The situation has been further exacerbated by the travel schedule. Alexander highlighted the financial implications of sending top franchises to Europe on a regular basis. The toll on players who fly from South Africa to Doha and then on to Europe – often in economy class – should not be underestimated.
It’s a recipe for underachievement on a number of fronts, as fatigued players are unlikely to perform at optimum level, and underperforming teams are unlikely to win matches consistently. The tournament – be it the URC or the Champions Cup – suffers when players are not in a position to give of their best in every game.
Some have called for larger squads, and a raising of the salary cap, which is set at R67.2m for 2023. Fifty players may be contracted by the top franchises. It’s a big ask, considering teams like the Bulls, Lions, Sharks and Stormers compete in three competitions – the Champions Cup or European Challenge Cup, the URC, and the Currie Cup – over the course of a season.
“It’s tough when your international players are competing from July to November, and then having to rest during competitions like the URC,” says Rathbone.
“The salary cap is a big challenge. We’d like to have more big names involved in our team, but are limited by the cap. There has been a lot of interest recently from players at European clubs who are looking to move back to South Africa. A change to the cap would be a great help. At the moment, it’s tough competing across three different competitions with what we have.
“When the private equity deal goes through, and SA Rugby becomes a shareholder with the EPCR, we may see more direct revenue coming into the teams,” Rathbone adds. “That will put us on a more solid financial footing, and we will be in a stronger position to grow.”
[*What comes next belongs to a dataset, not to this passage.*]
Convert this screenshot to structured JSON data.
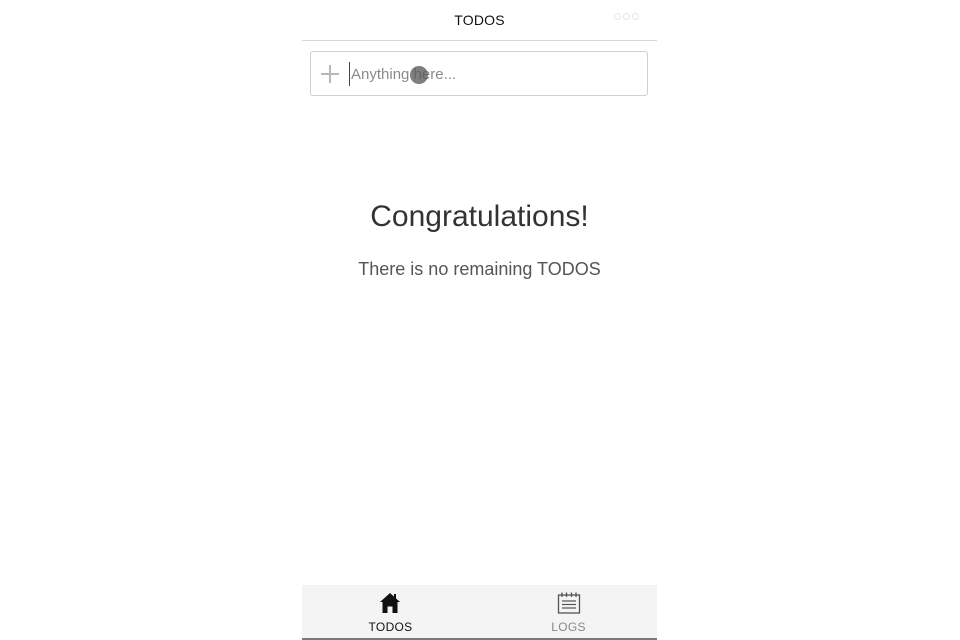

White has stated that more should be done to prevent the ongoing player exodus. As it stands, more than half of the current Bok squad represents overseas clubs, and upwards of 400 South African players compete in leagues across the globe.
“The exodus of players to Europe has diluted the product,” says Coetzee.
“I don’t want to be a hypocrite, as I went to Biarritz in France when I was a player,” the former Sharks prop adds. “But maybe there could be a stricter limit on players selected by overseas clubs. That would help the situation in SA. Maybe we can get more money into the local franchises that will allow us to keep more marquee players at home.”
ON THE RIGHT PATH
Despite all the challenges, Alexander is adamant that SA Rugby is on the right path and that the next few years could bring unprecedented success for the governing body and the franchises.
“Support for the Springboks is widespread and probably has never been higher; the move north has brought instant success and the crowds are not just returning to pre-Covid levels but are also edging higher,” the SA Rugby president says.
“We have emerged from Covid with a renewed focus around the women’s game – although fuelling that energy remains a major challenge – and when it comes to playing resources in general, we have money in the bank. Converting that into cash right now is what we need to do as we complete our subscription to the northern hemisphere competitions. Once that is achieved, we’ll be able to do what we intended to do pre-Covid, by building our reserves and re-capitalising our operations with income that we had expected to come from the Lions tour.”
South African rugby may have enjoyed a promising start to its European adventure, but the decisions taken by key role players over the next few months will determine whether the franchises grow or stagnate in future.
If the much-anticipated deal with CVC is concluded, and if the South African season is better aligned to boost player welfare and performance, then the better teams may well fulfil Cullen’s prophecy and warrant comparisons to Leinster and the like in the years to come.